Using c++17
I have a header file colors.hpp to help me with colored output to stdout:
#pragma once
#include <string>
namespace Color
{
static const std::string yellow = "\u001b[33m";
static const std::string green = "\u001b[32m";
static const std::string red = "\u001b[31m";
static const std::string end = "\u001b[0m";
}
I often use it like this:
std::cout << Color::green << "some green text " << Color::end << std::endl;
I almost always put std::endl immediately after Color::end. I'd like to be able to achieve the same result (newline + buffer flush), but use only one variable - something like Color::endl.
I've only been able to come up with solutions that are string, which as far as I understand, will include the \n character but will not also force the flush to stdout.
static const std::string endl = std::ostringstream(static_cast<std::ostringstream &&>(std::ostringstream() << Color::end << std::endl)).str();
If I remove the .str() from the code above, then I can't do:
std::cout << Color::endl; because of
error: invalid operands to binary expression ('basic_ostream<char>' and 'const std::__1::basic_ostringstream<char>')

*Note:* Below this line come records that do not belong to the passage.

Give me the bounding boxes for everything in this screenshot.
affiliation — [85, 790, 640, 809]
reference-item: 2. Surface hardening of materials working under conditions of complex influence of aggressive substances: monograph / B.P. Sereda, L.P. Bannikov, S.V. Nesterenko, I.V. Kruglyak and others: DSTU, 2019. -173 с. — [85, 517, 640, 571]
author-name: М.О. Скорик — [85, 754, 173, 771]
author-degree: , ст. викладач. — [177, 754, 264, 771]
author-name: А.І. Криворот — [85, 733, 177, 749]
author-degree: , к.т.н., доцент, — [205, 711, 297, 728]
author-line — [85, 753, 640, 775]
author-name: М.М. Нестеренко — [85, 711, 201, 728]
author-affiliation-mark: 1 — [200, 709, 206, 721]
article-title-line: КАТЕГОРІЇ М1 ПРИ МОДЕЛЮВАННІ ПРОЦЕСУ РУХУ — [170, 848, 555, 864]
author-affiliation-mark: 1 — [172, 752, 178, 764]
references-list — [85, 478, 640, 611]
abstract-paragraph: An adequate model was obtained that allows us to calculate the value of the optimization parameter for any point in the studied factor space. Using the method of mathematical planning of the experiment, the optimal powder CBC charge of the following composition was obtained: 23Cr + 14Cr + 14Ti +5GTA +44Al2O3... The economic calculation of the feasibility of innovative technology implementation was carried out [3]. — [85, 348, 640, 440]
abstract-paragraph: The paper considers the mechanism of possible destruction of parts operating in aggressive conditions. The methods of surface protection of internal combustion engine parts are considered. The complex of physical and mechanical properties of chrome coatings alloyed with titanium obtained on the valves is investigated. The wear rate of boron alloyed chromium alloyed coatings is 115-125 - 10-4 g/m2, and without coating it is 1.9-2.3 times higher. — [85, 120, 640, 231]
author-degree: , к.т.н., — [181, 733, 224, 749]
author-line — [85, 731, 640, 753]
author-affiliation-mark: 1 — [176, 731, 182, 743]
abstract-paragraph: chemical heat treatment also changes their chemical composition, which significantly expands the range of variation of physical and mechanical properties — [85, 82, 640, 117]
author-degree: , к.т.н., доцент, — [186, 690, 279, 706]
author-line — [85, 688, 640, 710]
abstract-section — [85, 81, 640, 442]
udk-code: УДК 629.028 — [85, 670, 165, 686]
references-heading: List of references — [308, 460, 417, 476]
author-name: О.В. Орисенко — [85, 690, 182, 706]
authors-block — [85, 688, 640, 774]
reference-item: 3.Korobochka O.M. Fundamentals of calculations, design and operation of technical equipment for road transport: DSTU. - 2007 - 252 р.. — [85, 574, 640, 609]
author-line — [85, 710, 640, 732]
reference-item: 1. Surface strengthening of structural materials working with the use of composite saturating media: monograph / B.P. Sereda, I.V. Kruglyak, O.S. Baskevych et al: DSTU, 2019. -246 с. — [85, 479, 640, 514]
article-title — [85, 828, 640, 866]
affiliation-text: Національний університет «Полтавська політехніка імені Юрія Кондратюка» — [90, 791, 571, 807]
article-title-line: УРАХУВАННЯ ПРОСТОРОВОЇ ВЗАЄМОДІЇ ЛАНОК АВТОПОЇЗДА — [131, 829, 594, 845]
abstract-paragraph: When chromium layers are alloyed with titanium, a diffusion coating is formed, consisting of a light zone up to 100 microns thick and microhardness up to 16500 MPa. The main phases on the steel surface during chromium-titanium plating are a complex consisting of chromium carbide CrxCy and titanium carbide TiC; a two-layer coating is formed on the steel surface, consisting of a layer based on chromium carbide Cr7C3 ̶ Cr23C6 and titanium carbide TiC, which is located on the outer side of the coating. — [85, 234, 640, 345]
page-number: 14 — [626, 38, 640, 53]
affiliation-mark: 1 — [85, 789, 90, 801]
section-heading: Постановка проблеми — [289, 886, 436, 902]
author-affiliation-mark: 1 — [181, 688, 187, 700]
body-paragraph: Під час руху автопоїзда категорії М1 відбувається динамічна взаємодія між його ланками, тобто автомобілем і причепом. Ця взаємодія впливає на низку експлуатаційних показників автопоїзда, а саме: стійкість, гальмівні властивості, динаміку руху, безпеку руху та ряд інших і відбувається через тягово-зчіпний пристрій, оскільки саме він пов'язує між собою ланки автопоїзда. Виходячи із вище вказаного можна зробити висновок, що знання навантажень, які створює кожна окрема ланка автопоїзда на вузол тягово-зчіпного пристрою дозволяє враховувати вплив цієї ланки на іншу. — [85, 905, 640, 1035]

std::endl is a function (actually function template), not an object. That means, if you want to replicate it, you need a function as well.
If you add this to Color:
template< class CharT, class Traits >
std::basic_ostream<CharT, Traits>& endl( std::basic_ostream<CharT, Traits>& os )
{
return os << end << std::endl;
}
Then, when you use this:
std::cout << Color::green << "some green text " << Color::endl;
The Color::endl() function will get called, and then it can insert Color::end into the stream, and then std::endl to get the newline and flush behavior you want, as seen in this live example.